Activities at the Conference included ‘quick speed’ data blitz presentations; key note speeches from CNBP researchers and international guests including from Professor Kishan Dholakia, Professor Kelly Nash and Professor Volker Deckert; science speed dating sessions; poster sessions and team building activities including the infamous grand spaghetti tower challenge which proved to be far more demanding than expected!
The largest Conference to date, the event allowed for an amazing amount of fantastic data to be shared, with collaborations continuing to be built and developed, and new ideas being generated and explored by enthusiastic and engaged team members from across all nodes and partner institutions.
Additional Conference highlights included a professional development session by Dr Peter Grace investigating “The how and why of networking for Scientists” and then a discussion on the importance of tools and social platforms such as LinkedIn, and then pointers on how best to approach senior researchers and potential collaborators at events and other Conferences.
Finally, there was a ‘reflective session’ which provided an opportunity to reflect on science discussions and to then actively plan for the next 12 months of CNBP related activity.
Below – Photos from what was an extremely rewarding Conference!
4 December 2017:
New CNBP research determines that copper oxide nanocubes are suitable for long-term bioimaging experiments. Lead author on the paper – CNBP PhD student Zafisa Zohora (RMIT University).
Journal: Scientific Reports.
Publication title: Fluorescence brightness and photostability of individual copper (I) oxide nanocubes.
Authors: Nafisa Zohora, Ahmad Esmaielzadeh Kandjani, Antony Orth, Hannah M. Brown, Mark R. Hutchinson & Brant C. Gibson.
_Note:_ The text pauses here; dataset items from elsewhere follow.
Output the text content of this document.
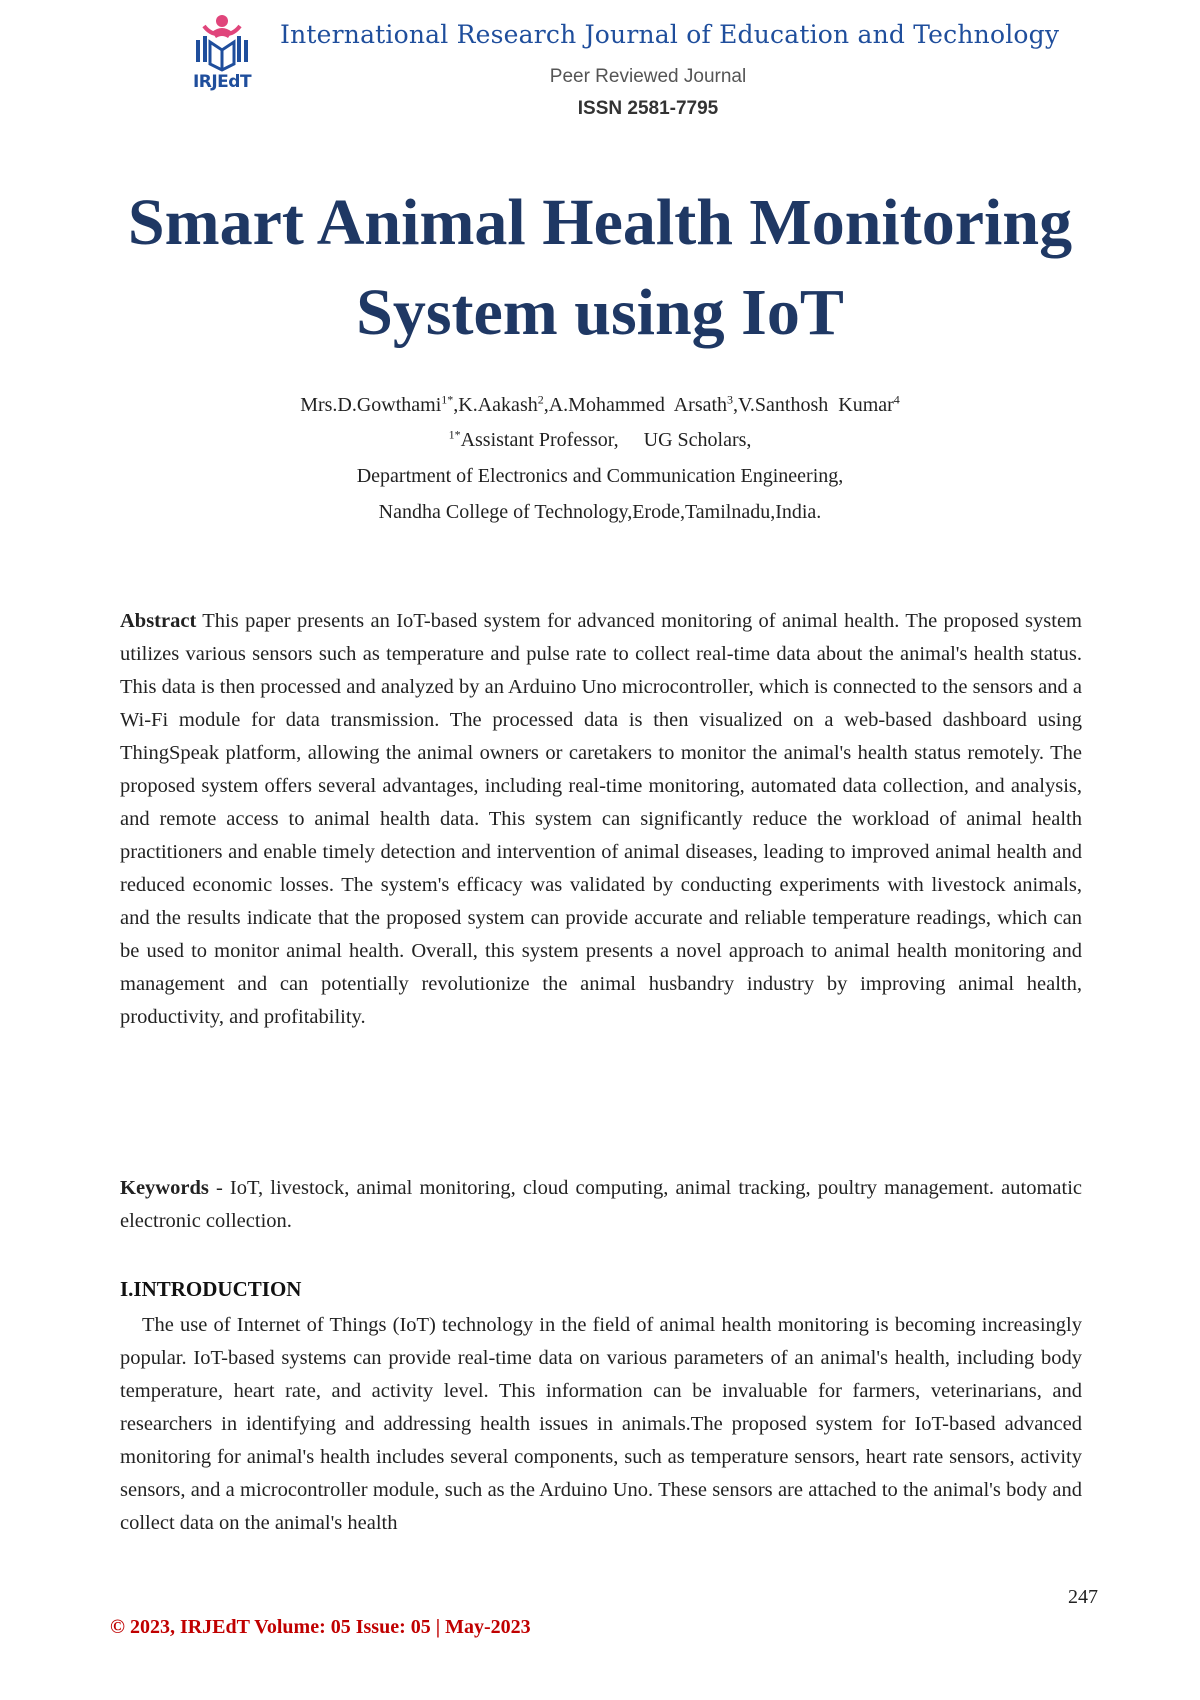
IRJEdT
International Research Journal of Education and Technology
Peer Reviewed Journal
ISSN 2581-7795
Smart Animal Health Monitoring
System using IoT
Mrs.D.Gowthami$^{1*}$,K.Aakash$^2$,A.Mohammed  Arsath$^3$,V.Santhosh  Kumar$^4$
$^{1*}$Assistant Professor,     UG Scholars,
Department of Electronics and Communication Engineering,
Nandha College of Technology,Erode,Tamilnadu,India.
Abstract This paper presents an IoT-based system for advanced monitoring of animal health. The proposed system utilizes various sensors such as temperature and pulse rate to collect real-time data about the animal's health status. This data is then processed and analyzed by an Arduino Uno microcontroller, which is connected to the sensors and a Wi-Fi module for data transmission. The processed data is then visualized on a web-based dashboard using ThingSpeak platform, allowing the animal owners or caretakers to monitor the animal's health status remotely. The proposed system offers several advantages, including real-time monitoring, automated data collection, and analysis, and remote access to animal health data. This system can significantly reduce the workload of animal health practitioners and enable timely detection and intervention of animal diseases, leading to improved animal health and reduced economic losses. The system's efficacy was validated by conducting experiments with livestock animals, and the results indicate that the proposed system can provide accurate and reliable temperature readings, which can be used to monitor animal health. Overall, this system presents a novel approach to animal health monitoring and management and can potentially revolutionize the animal husbandry industry by improving animal health, productivity, and profitability.
Keywords - IoT, livestock, animal monitoring, cloud computing, animal tracking, poultry management. automatic electronic collection.
I.INTRODUCTION
The use of Internet of Things (IoT) technology in the field of animal health monitoring is becoming increasingly popular. IoT-based systems can provide real-time data on various parameters of an animal's health, including body temperature, heart rate, and activity level. This information can be invaluable for farmers, veterinarians, and researchers in identifying and addressing health issues in animals.The proposed system for IoT-based advanced monitoring for animal's health includes several components, such as temperature sensors, heart rate sensors, activity sensors, and a microcontroller module, such as the Arduino Uno. These sensors are attached to the animal's body and collect data on the animal's health
247
© 2023, IRJEdT Volume: 05 Issue: 05 | May-2023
Conventional organic fluorophores lose their ability to fluoresce after repeated exposure to excitation light due to photobleaching. Therefore, research into emerging bright and photostable nanomaterials has become of great interest for a range of applications such as bio-imaging and tracking. Among these emerging fluorophores, metal oxide-based nanomaterials have attracted significant attention as a potential multifunctional material with photocatalytic and angeogenisis abilities in addition to fluorescnce applications. However, most of these applications are highly dependent on size, morphology, and chemo-physical properties of individual particles. In this manuscript, we present a method to study the intrinsic optical characteristics of individual copper (I) oxide (Cu2O) nanocubes. When excited at 520 nm using only 11 µW excitation power (1.7 W/cm2), individual nanocubes were observed to emit light with peak wavelengths ~760 nm which is conveniently within the near-infrared 1 (NIR1) biological window where tissue autofluorescence is minimal. Bright and photostable fluorescence was observed with intensities up to 487 K counts/s under constant illumination for at least 2 minutes with a brightness approximately four times higher than the autofluorescence from a fixed cumulus-oocyte complex. With near-IR emission, high fluorescence brightness, and outstanding photostability, Cu2O nanocubes are attractive candidates for long-term fluorescent bioimaging applications.